We need to return to the days when the function of banks was to collect money and invest it in productive activity. We can no longer allow the banks and investment houses to use other people’s money to spin off esoteric derivatives whose only function seems to be to generate huge profits for their creators. None of this will happen until the next crisis and we have leaders who are willing to stand up to their largest contributors and tell them what must be done to prevent yet another crisis with even more serious consequences than the last one.

 



Lemmings at the cliff
Posted by Don Greenwood
12/28/2011, 06:05 PM

Mr. Lobel is the voice lost in the wilderness of political intransigence and voter ignorance. Witness the euphoria over holiday retail spending, as if that is a magic bullet to our economic resurgence. The tragedy of the current situation is, as he indicates, the money Wall Street showers on Congress and the President, which precludes the tough choices that are incumbent if this nation is to travel the correct road to fiscal and economic security.

Glass-Stegall must be resurrected, and all the phoney derivatives, with their attendant obscene rewards have to be identified and regulated.

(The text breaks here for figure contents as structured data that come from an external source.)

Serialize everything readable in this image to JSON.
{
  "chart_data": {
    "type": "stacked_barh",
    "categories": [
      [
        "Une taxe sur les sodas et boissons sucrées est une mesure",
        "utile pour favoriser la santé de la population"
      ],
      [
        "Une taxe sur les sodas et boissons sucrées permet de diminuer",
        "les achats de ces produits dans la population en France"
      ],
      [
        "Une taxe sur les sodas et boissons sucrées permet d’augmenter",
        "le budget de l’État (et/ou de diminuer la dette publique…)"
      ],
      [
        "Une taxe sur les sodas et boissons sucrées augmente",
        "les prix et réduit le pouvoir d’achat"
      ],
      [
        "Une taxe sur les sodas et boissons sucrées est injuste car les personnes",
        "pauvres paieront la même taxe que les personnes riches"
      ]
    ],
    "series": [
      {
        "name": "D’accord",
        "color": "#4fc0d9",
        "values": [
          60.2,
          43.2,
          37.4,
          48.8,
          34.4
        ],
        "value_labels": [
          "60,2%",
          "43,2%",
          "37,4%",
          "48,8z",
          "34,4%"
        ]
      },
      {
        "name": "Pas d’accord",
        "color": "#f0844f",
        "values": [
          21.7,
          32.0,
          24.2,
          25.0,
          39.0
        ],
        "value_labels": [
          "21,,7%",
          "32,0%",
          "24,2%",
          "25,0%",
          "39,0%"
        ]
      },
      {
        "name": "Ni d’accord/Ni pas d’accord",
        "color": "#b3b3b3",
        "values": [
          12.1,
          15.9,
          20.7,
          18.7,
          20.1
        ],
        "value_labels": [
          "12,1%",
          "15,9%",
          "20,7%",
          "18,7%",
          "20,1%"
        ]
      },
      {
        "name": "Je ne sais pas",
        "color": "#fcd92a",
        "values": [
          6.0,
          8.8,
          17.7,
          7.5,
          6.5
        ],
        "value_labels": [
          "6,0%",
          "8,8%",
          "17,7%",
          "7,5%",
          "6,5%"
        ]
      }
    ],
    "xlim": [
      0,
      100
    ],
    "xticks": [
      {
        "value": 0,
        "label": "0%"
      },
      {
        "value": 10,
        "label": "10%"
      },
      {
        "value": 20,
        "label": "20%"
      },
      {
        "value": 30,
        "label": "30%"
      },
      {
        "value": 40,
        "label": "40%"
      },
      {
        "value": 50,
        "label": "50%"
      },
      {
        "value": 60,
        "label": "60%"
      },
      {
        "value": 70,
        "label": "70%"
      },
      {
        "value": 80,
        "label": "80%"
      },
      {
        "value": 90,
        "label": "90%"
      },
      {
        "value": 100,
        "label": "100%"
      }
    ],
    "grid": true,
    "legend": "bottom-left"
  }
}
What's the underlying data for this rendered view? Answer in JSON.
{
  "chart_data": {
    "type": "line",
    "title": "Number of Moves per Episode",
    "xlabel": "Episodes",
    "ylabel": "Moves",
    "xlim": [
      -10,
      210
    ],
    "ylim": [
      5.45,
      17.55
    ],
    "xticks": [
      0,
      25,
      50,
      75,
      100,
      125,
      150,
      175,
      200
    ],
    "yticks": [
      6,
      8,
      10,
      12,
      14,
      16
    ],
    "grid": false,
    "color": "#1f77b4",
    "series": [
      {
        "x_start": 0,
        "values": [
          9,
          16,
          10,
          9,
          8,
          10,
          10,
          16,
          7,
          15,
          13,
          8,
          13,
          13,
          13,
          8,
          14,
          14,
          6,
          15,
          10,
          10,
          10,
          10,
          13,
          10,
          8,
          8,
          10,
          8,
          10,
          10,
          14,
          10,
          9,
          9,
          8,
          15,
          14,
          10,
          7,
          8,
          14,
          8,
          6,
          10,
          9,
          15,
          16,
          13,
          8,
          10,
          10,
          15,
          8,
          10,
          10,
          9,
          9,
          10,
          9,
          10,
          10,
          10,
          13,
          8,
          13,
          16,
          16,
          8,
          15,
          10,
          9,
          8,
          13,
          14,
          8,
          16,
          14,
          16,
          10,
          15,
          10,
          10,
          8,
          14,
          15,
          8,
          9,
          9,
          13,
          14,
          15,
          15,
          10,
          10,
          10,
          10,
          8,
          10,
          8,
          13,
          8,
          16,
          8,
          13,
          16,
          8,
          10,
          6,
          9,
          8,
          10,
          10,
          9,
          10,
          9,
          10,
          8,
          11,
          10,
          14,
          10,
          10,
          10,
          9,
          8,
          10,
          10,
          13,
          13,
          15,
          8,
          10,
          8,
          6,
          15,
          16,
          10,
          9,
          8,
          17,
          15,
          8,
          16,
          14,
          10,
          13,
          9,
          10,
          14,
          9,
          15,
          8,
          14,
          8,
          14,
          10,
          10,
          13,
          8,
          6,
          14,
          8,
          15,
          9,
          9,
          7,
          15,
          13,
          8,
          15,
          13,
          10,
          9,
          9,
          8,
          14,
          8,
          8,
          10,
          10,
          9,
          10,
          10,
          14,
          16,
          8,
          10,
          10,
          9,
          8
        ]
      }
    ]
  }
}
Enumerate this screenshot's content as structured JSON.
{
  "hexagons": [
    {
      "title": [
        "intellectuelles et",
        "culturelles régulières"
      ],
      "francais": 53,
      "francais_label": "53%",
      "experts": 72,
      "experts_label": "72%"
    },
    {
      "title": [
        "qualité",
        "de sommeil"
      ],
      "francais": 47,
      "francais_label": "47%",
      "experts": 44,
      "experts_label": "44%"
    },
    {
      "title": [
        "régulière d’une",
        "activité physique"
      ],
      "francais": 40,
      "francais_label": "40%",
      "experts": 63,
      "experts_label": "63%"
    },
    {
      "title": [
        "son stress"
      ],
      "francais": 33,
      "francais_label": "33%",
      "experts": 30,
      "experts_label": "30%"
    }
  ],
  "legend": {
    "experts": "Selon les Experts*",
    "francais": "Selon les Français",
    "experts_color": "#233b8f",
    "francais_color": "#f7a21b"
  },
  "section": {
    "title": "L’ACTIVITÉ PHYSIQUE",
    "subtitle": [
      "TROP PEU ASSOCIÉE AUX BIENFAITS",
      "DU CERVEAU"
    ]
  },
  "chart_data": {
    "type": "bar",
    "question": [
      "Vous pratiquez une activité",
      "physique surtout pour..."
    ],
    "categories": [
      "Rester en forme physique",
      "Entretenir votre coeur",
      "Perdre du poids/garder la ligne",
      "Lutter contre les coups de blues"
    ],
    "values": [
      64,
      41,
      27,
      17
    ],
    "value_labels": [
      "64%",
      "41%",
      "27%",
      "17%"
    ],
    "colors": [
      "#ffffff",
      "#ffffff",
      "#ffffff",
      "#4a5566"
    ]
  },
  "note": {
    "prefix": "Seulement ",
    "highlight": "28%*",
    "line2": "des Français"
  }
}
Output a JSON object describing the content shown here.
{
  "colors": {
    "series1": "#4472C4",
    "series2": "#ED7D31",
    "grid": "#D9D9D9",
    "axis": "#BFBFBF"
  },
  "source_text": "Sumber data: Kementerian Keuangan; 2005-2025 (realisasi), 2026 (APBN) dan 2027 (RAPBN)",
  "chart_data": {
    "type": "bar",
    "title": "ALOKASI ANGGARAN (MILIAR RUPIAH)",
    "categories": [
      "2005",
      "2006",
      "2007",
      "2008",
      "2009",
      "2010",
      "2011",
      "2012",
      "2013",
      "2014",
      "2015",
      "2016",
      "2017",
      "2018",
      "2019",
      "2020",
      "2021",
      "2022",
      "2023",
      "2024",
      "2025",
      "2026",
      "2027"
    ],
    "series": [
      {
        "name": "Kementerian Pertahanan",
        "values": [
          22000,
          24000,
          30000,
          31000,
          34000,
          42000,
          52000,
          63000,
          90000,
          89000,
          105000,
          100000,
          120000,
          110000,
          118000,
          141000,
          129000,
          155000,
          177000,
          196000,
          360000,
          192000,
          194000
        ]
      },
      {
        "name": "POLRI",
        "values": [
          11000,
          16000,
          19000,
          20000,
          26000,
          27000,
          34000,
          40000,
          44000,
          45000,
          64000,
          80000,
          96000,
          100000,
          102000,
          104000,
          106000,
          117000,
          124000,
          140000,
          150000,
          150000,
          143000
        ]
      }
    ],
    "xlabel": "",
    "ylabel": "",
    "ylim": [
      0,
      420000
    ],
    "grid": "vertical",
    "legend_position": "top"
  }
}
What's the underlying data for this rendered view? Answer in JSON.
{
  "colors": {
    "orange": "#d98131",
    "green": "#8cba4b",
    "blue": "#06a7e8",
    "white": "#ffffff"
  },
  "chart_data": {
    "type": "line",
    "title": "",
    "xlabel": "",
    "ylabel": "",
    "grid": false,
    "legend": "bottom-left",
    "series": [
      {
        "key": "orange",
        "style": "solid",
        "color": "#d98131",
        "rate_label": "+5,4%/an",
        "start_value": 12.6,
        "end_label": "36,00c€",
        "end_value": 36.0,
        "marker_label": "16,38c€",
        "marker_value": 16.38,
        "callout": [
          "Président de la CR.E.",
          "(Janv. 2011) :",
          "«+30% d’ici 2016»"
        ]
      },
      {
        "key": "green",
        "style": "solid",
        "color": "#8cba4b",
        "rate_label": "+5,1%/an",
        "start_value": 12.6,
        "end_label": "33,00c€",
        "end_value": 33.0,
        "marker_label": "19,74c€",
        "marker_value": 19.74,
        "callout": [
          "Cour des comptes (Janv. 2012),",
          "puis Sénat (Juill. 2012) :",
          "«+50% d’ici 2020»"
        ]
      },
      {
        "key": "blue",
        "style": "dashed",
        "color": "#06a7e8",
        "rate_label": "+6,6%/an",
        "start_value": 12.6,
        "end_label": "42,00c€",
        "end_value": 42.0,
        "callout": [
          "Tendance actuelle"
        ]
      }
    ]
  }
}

Unfortunately, as long as Congress is occupied by Tea Partiers, incumbents that are preeminently concerned with reelection,and entrenched ideologues, we will be condemned to a moribund economy. Given all the money that "quantitative easing" has piled into our domestic banks and their overseas subsidiaries, the US has joined itself at the hip to european economic maladies. Heaven help us, for our government will not - and the general populace is essentially clueless.


train wreck
Posted by ACitizen
01/04/2012, 03:38 PM

There will be only one more crash and after that it will be a whole new world devoid of rainbows and unicorns.
Everything you have said has been said before with the result that here you are saying it again. Stop thinking reform and start thinking bullets and beans.